I was chatting with Daily Post editor Bill Hudson over the weekend, and I happened to mention that the price of SPAM has gone up noticeably over the past few months.
Also the price of onions.
What’s going on?
I mean, I always expect the price of gas to go up, but really… how can SPAM possibly cost more? Isn’t it just made out of leftover animal parts?
Mr. Hudson suggested that the price of nearly everything is going up. We’re suffering from classic inflation. Or so he said.
(He also said I should stop eating SPAM, if I wanted to live long enough to collect Social Security.)
To prove his point about inflation, he later emailed me this graph.
I wrote back that it looked like we elected the wrong President, because obviously things went to hell right after Joe Biden’s inauguration in January 2021.
Mr. Hudson had a different theory. He said I was only looking at the increase after January 2021, but I needed to look at the decrease in March 2020.
It all depends on how you look at things.
I could see his point.
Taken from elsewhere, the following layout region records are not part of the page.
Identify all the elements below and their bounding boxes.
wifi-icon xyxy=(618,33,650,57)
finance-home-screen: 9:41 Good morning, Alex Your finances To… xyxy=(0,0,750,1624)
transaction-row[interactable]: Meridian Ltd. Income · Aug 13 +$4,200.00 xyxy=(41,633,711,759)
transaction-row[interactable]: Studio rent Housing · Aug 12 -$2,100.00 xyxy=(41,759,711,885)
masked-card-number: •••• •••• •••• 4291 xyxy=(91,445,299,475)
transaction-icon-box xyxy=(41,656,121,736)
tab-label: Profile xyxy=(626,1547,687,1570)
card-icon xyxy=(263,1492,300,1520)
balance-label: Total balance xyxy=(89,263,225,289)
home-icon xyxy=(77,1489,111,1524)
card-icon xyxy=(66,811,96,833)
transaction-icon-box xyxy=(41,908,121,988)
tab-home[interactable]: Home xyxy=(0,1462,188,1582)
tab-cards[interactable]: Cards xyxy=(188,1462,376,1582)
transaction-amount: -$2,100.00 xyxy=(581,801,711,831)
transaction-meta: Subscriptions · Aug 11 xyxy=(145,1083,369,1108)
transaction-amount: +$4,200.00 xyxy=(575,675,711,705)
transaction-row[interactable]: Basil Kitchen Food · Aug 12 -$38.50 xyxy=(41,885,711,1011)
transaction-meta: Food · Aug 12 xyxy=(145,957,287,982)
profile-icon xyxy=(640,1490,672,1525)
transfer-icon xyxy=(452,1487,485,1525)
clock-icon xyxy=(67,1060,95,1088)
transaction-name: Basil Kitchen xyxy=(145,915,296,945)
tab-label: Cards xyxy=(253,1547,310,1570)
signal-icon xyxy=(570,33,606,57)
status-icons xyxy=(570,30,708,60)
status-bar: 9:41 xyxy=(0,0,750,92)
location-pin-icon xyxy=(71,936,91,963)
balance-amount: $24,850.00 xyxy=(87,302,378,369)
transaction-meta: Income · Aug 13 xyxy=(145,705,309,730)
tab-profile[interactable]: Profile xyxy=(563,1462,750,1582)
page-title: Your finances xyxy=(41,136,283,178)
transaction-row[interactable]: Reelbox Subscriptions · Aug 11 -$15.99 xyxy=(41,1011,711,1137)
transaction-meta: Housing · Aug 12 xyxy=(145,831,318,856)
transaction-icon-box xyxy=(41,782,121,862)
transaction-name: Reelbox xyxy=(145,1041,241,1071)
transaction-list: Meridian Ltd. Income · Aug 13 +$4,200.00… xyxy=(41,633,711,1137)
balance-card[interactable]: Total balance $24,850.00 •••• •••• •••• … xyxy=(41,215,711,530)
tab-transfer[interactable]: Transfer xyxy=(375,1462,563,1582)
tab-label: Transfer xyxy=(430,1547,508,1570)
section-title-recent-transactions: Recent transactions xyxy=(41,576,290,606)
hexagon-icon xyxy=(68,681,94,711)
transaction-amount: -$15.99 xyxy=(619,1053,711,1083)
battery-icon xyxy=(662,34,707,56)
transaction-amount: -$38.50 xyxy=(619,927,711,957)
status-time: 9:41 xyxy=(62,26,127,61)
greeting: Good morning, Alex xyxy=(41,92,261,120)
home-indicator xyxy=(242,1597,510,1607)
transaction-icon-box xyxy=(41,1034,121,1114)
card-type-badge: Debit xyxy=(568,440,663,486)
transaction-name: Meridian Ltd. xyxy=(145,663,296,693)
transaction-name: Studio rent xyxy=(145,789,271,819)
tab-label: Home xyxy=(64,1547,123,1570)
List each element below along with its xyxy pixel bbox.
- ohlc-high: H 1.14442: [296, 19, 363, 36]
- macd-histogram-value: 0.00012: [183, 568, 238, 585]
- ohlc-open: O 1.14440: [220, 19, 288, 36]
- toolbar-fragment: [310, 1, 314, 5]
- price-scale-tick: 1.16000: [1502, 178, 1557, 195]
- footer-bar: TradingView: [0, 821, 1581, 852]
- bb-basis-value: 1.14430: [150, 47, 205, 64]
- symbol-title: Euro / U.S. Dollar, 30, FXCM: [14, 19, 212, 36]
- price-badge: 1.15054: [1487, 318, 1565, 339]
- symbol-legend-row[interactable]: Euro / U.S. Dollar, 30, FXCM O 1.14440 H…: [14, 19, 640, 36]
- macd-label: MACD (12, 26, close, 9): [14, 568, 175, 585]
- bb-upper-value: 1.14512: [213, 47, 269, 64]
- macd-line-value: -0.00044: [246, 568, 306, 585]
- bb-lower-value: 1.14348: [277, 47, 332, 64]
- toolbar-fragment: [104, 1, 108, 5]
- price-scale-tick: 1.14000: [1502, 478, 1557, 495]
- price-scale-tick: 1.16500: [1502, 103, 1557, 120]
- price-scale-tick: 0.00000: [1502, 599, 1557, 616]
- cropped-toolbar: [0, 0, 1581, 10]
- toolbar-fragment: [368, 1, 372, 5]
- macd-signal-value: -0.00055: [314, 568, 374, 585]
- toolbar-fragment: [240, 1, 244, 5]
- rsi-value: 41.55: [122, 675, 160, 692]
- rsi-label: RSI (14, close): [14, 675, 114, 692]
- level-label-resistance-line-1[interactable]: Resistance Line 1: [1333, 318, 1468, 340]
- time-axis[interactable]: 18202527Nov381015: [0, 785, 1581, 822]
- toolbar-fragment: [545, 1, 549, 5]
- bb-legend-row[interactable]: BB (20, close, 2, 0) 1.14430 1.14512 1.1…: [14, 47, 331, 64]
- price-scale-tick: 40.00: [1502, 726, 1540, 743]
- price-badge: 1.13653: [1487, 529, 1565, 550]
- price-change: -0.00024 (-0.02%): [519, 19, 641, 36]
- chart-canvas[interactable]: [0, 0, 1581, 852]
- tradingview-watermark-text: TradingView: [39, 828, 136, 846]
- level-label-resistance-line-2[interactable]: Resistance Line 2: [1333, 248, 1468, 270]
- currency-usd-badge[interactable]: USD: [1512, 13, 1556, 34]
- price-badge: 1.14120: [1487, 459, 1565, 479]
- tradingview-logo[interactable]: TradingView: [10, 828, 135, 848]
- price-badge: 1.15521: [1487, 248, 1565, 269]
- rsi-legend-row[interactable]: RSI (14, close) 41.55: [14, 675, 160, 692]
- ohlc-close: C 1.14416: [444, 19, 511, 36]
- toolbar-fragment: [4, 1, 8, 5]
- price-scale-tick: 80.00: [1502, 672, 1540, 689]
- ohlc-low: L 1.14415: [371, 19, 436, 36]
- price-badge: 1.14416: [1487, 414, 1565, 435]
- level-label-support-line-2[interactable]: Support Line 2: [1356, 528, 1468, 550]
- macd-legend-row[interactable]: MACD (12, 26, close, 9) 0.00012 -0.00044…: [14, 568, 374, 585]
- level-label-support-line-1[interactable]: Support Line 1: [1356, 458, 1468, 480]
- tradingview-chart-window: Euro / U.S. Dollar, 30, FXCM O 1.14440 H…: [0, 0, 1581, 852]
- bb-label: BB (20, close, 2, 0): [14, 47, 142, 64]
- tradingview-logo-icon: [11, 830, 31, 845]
Inflation was pretty normal in January and February 2020, while the news about COVID was filtering itself into our nightmares. But then, when people really started to get sick, in April and May, we had the best inflation rate probably ever in the history of the United States.
The inflation rate in the month of May was, like, 0.1%. That number is almost too small to imagine.
Yes, okay, we had to wear masks, and it was impossible to find toilet paper. But the price of SPAM actually went down a few pennies. (I notice these kinds of things.)
But now, at the rate things are going, the $20 bill in my wallet will be worth only $18 by next summer.
Would I rather have a real $20 bill, actually worth $20? Even if I had to wear a mask?
That’s not an easy question to answer, but when I really think about it… yes, I will wear the mask.
The only problem, as I see it, is how to start another pandemic. A fair number of scientists, who are a lot smarter than me, think the COVID pandemic originated at the Huanan Seafood Market in Wuhan, China. They didn’t just sell seafood. They also sold bats.
Obviously, if we want another global pandemic (and another chance at a 0.1% inflation rate) we need more seafood markets, that sell bats.
That’s probably not practical here in Pagosa Springs, even though I would be first in line, to volunteer to eat a bat.
We have lots of bats here, but the seafood part would be a problem.
Maybe the market could be in Washington, DC.